The two candidates, who will hold a single televised debate on Wednesday, also exchanged barbs over trade union charges that Sarkozy was trying to hijack Labour Day for his campaign. Tens of thousands of unionists marched in Paris and other cities.
Hollande can count on much of the 15.5 percent of the first-round vote that went to leftist candidates to add to his own 28.6 percent score without changing his campaign tactics.
But Sarkozy is tacking with difficulty between ideas that appeal to National Front voters' dislike of immigrants and those which can bolster his support in the liberal centre.
On Tuesday, he appeared to rule out a deal to make losing centrist candidate Francois Bayrou his prime minister. Polls show the 9.1 percent of voters who chose Bayrou in the first round are now split evenly three ways, with a third backing Sarkozy, a third Hollande and a third undecided or not voting.

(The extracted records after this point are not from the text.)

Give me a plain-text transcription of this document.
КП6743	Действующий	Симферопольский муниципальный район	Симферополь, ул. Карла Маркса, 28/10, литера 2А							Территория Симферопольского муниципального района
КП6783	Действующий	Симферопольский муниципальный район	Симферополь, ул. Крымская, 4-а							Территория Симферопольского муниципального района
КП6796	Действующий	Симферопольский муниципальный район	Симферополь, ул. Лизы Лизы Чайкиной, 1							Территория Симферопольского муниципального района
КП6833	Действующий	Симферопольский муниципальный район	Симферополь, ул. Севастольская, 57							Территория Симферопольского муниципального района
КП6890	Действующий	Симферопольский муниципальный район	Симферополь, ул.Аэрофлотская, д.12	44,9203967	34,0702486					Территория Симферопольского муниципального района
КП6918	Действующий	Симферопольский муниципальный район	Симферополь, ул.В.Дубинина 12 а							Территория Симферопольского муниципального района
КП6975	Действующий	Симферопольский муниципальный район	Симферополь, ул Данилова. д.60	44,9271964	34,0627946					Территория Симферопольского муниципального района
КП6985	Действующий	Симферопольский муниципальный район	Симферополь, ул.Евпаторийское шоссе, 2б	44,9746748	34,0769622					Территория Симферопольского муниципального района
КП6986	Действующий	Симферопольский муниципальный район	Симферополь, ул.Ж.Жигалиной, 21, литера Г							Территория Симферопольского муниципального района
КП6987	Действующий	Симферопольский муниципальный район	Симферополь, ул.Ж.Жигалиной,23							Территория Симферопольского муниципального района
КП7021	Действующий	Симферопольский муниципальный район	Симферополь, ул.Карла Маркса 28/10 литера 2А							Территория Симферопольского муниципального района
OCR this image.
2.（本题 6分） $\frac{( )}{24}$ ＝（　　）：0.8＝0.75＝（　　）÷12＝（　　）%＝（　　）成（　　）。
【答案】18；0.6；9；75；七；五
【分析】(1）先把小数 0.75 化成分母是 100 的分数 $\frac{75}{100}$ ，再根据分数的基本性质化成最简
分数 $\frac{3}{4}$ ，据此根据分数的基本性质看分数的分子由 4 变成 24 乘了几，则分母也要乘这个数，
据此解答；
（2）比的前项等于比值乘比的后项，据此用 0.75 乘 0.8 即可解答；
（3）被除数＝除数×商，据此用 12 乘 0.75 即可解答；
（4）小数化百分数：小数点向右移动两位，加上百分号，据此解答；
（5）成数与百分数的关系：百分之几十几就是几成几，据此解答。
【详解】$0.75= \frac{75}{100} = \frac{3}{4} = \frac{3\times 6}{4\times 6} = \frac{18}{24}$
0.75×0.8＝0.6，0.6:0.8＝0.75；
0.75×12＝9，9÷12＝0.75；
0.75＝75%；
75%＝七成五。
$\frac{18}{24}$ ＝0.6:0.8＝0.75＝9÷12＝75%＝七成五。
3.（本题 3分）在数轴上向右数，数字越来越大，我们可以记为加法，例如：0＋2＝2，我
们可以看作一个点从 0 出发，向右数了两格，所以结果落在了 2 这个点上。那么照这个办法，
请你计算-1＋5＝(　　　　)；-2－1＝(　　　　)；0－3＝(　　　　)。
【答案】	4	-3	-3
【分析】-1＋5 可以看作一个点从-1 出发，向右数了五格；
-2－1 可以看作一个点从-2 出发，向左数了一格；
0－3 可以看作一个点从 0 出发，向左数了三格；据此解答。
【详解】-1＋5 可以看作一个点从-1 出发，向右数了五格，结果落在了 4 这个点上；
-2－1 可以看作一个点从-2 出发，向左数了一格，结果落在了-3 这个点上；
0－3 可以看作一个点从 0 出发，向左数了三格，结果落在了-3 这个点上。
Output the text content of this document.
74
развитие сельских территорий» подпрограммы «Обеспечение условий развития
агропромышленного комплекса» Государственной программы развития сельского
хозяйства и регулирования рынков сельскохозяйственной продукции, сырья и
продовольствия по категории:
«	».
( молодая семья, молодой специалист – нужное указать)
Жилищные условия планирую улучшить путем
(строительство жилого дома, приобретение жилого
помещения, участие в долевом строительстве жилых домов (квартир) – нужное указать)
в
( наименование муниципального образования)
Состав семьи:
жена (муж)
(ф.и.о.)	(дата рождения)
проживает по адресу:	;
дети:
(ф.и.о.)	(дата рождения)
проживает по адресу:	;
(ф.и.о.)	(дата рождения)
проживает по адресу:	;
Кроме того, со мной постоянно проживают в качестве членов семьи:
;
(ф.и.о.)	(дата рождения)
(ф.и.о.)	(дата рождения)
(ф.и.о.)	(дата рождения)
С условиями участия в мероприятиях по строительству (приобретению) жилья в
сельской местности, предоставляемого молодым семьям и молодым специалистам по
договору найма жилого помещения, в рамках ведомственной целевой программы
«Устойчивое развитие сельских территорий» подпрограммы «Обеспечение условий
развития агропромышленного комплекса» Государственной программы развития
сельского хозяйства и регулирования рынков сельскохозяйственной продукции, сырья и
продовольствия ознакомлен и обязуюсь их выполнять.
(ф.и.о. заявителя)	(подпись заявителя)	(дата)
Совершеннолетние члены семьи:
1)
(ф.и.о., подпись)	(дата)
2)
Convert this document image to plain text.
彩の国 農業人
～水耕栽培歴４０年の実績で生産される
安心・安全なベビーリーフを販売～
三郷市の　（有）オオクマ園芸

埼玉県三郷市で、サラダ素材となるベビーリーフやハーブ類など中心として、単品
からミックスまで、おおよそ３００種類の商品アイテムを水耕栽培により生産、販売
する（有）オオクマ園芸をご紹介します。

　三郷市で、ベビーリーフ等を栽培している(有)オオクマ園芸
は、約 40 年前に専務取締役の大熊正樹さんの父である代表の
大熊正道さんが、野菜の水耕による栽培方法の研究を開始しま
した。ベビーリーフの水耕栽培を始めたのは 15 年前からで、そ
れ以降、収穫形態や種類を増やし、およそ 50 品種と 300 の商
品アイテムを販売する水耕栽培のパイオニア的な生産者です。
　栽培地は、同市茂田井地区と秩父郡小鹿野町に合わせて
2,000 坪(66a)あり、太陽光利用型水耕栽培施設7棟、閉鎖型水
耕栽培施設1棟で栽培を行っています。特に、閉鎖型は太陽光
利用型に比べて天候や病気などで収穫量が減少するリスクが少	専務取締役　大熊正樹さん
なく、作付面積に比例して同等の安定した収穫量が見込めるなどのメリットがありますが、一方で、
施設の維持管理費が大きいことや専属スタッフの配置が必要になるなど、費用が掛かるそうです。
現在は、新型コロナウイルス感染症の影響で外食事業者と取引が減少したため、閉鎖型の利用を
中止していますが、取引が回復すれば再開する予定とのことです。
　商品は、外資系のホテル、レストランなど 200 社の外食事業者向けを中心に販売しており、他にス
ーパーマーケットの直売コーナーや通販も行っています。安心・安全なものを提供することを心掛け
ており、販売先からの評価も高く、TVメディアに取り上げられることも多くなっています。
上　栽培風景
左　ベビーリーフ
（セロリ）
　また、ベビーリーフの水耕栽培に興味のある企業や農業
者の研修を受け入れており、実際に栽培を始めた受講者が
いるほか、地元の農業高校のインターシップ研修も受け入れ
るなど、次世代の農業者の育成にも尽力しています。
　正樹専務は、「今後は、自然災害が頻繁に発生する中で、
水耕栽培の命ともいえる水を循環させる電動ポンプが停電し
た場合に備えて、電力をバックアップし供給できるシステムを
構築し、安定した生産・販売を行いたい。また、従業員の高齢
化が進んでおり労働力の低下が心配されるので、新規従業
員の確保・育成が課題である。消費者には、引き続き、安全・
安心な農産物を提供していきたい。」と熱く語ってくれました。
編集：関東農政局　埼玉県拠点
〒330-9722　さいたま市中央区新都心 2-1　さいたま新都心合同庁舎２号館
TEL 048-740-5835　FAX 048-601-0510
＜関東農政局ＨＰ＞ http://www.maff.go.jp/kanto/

In a fiery speech to thousands of supporters waving French flags, Le Pen slammed Sarkozy's calls for more border control as pure theatrics and labelled him and Hollande lackeys of the European Central Bank, IMF and European Commission - arguments that have lately bolstered radical parties across Europe.
"The French have started their emancipation," said the 43-year-old who has rejuvenated the party her father founded and who wants France to abandon the euro currency.
Scorning the mainstream parties, the UMP and the Socialist PS as an indistinguishable, pro-EU bloc, she coined an acronym for them and prophesied further gains for a party that hopes to return to parliament for this first time since France briefly experimented with proportional representation in the 1980s.
"The UMPS will not succeed," said Le Pen, whose 83-yaer-old father Jean-Marie stood by her side. "All their efforts cannot stop us growing and cannot block our path to power.
"Our last chance to stop the implosion of France is to bring lawmakers into parliament en masse to stand up to a presidency dominated by Europe and markets."